Old God's TimeOld God's Time
by Sebastian Barry
Rating: ★★★★
Publication Date: March 1, 2023
Genre: fiction
Pages: 261
ReRead?: No
Project: booker prize

From the two-time Booker Prize finalist author, a dazzlingly written novel exploring love, memory, grief, and long-buried secrets

Recently retired policeman Tom Kettle is settling into the quiet of his new home, a lean-to annexed to a Victorian castle overlooking the Irish Sea. For months he has barely seen a soul, catching only glimpses of his eccentric landlord and a nervous young mother who has moved in next door. Occasionally, fond memories return, of his family, his beloved wife June and their two children, Winnie and Joe.

But when two former colleagues turn up at his door with questions about a decades-old case, one which Tom never quite came to terms with, he finds himself pulled into the darkest currents of his past.

A beautiful, haunting novel, in which nothing is quite as it seems, Old God's Time is about what we live through, what we live with, and what may survive of us.

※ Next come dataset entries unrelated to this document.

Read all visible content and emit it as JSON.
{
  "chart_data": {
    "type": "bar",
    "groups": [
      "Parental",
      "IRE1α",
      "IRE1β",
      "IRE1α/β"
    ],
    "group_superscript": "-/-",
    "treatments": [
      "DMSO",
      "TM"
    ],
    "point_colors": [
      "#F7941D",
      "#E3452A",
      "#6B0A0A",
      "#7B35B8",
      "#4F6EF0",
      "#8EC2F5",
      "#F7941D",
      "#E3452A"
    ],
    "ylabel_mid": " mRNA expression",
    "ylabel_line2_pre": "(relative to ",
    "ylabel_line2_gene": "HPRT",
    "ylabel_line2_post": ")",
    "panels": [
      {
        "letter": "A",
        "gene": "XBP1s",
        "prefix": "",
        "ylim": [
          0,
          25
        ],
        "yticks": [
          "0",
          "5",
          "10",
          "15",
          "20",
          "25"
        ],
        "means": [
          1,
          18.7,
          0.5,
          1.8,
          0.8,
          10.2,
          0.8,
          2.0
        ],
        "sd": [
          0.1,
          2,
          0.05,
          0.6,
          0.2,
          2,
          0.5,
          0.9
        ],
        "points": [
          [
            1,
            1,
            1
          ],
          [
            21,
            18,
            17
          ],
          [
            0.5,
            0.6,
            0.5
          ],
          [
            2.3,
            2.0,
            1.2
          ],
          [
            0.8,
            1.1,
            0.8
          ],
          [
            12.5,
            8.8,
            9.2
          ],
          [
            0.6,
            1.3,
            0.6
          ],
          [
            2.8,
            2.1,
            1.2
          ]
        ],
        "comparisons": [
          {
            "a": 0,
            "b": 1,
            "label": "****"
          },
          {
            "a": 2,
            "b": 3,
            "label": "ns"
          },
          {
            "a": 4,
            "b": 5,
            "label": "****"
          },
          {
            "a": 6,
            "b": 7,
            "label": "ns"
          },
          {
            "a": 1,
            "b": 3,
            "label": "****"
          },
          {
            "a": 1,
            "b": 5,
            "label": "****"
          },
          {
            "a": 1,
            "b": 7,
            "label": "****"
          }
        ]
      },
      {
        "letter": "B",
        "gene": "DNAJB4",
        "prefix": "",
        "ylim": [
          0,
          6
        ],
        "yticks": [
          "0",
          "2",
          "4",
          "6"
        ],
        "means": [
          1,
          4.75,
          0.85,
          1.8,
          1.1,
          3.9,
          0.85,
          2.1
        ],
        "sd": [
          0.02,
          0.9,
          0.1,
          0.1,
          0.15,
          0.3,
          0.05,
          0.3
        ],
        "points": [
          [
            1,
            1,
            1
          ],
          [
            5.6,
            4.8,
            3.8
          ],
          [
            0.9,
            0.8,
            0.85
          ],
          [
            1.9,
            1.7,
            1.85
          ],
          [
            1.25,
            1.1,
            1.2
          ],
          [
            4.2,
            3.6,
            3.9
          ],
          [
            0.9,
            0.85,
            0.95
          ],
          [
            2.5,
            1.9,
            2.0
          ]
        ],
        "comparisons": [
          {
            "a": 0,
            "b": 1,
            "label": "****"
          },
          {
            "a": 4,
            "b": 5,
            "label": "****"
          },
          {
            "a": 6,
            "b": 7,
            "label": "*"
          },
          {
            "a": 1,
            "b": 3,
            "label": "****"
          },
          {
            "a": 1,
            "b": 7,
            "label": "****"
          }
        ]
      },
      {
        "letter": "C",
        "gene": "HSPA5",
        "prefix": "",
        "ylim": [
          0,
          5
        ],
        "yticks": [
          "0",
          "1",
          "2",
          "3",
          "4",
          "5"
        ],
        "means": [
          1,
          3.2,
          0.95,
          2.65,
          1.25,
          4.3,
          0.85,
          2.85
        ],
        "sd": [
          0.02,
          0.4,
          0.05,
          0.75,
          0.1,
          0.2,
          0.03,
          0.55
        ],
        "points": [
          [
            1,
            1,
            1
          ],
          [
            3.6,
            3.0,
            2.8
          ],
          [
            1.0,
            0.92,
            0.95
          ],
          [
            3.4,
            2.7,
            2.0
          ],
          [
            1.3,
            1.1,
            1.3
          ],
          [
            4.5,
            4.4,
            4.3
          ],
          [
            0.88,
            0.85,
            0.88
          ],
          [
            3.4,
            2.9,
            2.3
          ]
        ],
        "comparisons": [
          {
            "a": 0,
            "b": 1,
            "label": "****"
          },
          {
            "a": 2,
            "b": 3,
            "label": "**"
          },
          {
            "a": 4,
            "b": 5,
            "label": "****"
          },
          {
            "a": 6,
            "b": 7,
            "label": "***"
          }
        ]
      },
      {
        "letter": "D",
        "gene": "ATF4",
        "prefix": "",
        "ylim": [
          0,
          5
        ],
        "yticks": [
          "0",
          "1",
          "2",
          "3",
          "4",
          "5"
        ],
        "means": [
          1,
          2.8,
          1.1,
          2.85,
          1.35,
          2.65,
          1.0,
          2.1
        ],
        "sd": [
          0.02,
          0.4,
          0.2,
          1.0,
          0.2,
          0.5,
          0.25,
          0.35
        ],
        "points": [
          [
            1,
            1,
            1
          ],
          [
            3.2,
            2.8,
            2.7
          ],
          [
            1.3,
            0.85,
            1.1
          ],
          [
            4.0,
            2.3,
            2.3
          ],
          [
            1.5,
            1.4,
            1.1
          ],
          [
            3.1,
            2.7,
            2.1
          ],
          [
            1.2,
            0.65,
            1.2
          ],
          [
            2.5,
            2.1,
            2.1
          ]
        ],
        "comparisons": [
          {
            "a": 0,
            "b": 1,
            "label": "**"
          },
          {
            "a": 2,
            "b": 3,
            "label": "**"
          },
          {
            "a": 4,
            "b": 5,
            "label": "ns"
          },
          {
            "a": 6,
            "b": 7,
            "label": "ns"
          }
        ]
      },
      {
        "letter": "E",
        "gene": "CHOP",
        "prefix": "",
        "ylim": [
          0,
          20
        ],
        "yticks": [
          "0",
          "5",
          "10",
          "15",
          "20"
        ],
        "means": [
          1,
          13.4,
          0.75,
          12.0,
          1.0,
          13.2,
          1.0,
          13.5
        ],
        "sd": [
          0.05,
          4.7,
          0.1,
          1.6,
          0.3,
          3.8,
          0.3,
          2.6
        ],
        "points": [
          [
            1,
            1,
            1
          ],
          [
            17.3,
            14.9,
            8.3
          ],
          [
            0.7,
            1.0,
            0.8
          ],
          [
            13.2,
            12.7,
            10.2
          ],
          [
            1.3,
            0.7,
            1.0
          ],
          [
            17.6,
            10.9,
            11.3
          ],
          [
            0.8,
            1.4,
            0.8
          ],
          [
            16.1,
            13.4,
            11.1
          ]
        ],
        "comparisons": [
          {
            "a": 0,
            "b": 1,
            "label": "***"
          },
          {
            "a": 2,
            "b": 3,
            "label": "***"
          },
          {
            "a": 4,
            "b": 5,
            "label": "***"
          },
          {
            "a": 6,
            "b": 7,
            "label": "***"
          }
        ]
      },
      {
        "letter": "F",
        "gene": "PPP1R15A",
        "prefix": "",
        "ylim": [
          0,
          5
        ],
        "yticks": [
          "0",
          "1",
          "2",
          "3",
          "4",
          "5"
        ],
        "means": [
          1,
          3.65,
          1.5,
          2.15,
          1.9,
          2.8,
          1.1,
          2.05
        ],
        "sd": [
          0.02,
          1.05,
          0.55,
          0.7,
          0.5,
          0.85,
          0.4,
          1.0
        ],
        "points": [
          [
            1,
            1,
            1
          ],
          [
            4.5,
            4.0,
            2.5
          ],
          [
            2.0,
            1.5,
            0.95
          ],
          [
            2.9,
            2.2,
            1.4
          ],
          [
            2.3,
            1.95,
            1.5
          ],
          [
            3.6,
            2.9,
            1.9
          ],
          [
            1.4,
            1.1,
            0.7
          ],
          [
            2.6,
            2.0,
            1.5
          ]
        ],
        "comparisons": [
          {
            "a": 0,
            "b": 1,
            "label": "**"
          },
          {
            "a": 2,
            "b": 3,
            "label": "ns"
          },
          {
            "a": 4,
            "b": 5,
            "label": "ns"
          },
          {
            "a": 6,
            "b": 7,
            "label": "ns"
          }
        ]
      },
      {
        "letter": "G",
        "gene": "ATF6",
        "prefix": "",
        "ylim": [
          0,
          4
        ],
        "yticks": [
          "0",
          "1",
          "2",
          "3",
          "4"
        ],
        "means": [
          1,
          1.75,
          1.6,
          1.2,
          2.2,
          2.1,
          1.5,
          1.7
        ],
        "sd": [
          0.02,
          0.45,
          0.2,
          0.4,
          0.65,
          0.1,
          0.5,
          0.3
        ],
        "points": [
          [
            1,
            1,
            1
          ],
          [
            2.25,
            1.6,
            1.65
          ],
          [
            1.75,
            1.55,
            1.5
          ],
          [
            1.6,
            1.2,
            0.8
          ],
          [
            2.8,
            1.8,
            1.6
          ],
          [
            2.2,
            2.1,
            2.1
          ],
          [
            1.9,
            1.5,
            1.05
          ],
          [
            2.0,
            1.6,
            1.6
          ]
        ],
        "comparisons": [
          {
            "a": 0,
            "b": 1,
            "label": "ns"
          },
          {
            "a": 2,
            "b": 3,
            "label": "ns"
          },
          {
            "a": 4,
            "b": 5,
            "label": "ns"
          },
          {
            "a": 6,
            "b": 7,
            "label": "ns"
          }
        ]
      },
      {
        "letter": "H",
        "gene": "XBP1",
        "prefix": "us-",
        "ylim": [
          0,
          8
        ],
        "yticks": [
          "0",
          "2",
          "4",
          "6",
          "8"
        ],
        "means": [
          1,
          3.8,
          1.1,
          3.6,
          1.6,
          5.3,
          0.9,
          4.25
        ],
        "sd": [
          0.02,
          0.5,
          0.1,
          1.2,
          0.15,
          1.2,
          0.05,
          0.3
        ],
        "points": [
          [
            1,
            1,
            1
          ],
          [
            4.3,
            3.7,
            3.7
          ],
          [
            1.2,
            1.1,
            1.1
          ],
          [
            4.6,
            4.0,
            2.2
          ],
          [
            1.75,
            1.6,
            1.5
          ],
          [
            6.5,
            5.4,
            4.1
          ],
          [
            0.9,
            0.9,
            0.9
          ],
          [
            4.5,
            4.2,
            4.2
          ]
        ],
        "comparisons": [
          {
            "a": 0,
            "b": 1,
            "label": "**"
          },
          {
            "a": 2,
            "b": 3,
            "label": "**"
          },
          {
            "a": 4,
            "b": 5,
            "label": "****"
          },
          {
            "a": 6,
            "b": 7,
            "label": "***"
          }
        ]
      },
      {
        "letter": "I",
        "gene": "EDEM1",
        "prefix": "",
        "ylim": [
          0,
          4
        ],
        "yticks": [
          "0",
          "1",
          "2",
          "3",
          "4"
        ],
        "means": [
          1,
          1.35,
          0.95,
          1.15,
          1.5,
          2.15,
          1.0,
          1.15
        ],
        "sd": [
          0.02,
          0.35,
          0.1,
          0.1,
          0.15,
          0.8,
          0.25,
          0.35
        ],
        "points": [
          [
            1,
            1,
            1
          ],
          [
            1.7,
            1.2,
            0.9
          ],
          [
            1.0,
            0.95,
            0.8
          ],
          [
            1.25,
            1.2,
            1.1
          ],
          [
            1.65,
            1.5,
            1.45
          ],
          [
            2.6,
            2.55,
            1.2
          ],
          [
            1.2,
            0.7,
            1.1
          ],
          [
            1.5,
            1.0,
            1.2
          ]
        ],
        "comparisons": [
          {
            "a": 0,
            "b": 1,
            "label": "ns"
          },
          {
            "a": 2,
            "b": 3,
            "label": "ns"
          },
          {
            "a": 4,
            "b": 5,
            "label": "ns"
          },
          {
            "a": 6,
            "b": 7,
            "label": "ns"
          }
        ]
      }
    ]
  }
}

Old God’s Time was a Booker Prize long-list finalist that didn’t make it onto the short-list. Sebastian Barry is an Irish author, and this felt like a very Irish book to me, and one that I didn’t entirely enjoy. Barry is tackling difficult subjects – trauma, and the deep legacy of child abuse within the Catholic Church. It’s told from the first person perspective of a retired police officer, Tom Kettle, who has essentially outlived everyone he loved, and who has made a sort of complacent existence for himself.